В одном украинском колхозе («типичном», согласно официальным данным) крестьянам оплатили только по 150 трудодней за год; на каждый трудодень пришлось два фунта (800 г) хлеба и 56 копеек деньгами. За все заработанные за год деньги можно было едва-едва купить одну пару обуви. На среднего жителя колхоза приходилось меньше чем полфунта (200 г) хлеба в день. Что же до приусадебных участков и находящегося в личном пользовании скота, то каждый участок был обложен налогом в 122 рубля, а каждый владелец коровы обязан был внести 64 кварты (около 73 литров) молока и 64 фунта (примерно 25,5 кг) масла.[ 67] Как заметил некий наблюдатель, когда после сбора первого колхозного урожая колхозники получали за целый год тяжкого труда какую-нибудь пару спортивных ботинок вместо необходимых им сапог, да низкосортную хлопчатобумажную одежду, они просто переставали работать.[ 68]

Получив смехотворно низкую плату за первый год, колхозники потеряли всякую заинтересованность в развитии производства, что нашло выражение в сокращении посевных площадей на следующий год. На Украине, к примеру, несмотря на все возрастающий нажим, посевные площади сократились в 1931 году на 4–5 процентов. Таким образом, партия имела возможность убедиться в справедливости старой истины: чрезмерное налогообложение подрывает источники дохода.

Поскольку речь зашла о налогах, следует сказать, что осенью 1930 года на несчастных колхозников была наложена новая дань – «государственный заем». Заем этот был отнюдь не добровольный, общая его сумма определялась в центре. Так, в октябре «по приказу Совета Народных Комиссаров с Крынковского района потребовали вместо указанных ранее 111 620 рублей сумму в 173 000 рублей»[ 69]. Некоторые села были заклеймены позором за отставание в подписке на заем. От местных властей потребовали больших усилий: «Председатели сельсоветов несут личную ответственность за сбор денег с зажиточных колхозников, если деньги не будут внесены в течение 48 часов, их соберут силой»[ 70].

* * *

Колхоз не являлся единственной формой «социалистического переустройства деревни». Сравнительно небольшая часть земли обрабатывалась совхозами. Эта форма получила меньшее распространение, хотя более соответствовала марксистским установкам. Совхозы воплощали идею «зерновых фабрик», их работники получали зарплату.
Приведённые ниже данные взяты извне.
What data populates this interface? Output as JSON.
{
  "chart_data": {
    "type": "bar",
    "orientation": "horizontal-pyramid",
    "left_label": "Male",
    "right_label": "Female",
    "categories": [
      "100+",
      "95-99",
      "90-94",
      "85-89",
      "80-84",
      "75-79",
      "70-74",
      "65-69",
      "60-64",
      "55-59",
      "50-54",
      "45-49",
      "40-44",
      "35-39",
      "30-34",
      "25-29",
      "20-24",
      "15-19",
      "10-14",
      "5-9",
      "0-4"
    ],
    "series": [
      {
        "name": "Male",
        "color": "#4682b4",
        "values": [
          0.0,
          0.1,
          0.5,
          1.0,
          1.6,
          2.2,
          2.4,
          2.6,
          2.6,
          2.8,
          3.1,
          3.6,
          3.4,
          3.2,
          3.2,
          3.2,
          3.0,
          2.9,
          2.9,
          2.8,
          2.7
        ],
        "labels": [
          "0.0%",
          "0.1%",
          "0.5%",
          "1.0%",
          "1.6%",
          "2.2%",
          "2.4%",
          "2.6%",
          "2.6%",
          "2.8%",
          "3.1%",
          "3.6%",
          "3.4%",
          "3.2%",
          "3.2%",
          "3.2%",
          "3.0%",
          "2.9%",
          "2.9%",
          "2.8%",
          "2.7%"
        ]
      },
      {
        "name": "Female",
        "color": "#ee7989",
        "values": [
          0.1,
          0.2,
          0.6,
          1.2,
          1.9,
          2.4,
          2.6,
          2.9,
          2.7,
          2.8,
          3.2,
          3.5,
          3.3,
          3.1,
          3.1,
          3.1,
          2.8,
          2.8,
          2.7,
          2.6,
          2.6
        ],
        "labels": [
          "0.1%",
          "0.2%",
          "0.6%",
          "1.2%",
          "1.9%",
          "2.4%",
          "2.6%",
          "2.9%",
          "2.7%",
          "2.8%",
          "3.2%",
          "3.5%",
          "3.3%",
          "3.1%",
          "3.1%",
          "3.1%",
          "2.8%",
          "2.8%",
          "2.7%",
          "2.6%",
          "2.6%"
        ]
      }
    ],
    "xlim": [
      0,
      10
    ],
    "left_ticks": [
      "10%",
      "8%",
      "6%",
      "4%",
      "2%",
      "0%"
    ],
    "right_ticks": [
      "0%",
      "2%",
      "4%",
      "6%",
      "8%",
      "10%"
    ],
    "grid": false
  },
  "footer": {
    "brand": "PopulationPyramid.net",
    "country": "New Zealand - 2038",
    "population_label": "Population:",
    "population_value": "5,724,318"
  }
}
В соответствии с «фабричным» характером, совхозы специализировались в какой-либо одной отрасли, например, на выращивании пшеницы, животноводстве, свиноводстве и т.п. (в значительной степени эта структура сохраняется до настоящего времени).

В 1921 году совхозы занимали лишь 3,3 миллиона гектаров. Предпринимались разные попытки увеличить долю совхозов в сельском хозяйстве, но все они провалились, хотя в период между 1924-м и 1933 годом площадь (но не продукция) совхозов возросла с 1,5 процента до 10,8 процента от всей обрабатываемой площади. К 1932 году в официальных постановлениях говорилось о «разбазаривании средств и полной дезорганизации производственного процесса в совхозах»[ 71]. В официальных источниках так описывается типичный совхоз – Камышинский зерносовхоз на Нижней Волге: «Ни в одной из квартир не было умывальников, не было бань, в мастерских руки примерзали к железу, там не было умывальников и даже воды для питья. В правлении нет уборной, нет сарая для дров, нет кладовки для продуктов. Столовая холодная, грязная, с однообразной и некачественной пищей. Несколько семей до сих пор живут в землянках»[ 72].

Совхозы давали лишь треть предусмотренного планом зерна, а остальных сельскохозяйственных продуктов и того меньше. На Семнадцатом съезде партии Сталин говорил о роли совхозов весьма разочарованно; он отметил их чересчур крупные масштабы (характерные и для настоящего времени).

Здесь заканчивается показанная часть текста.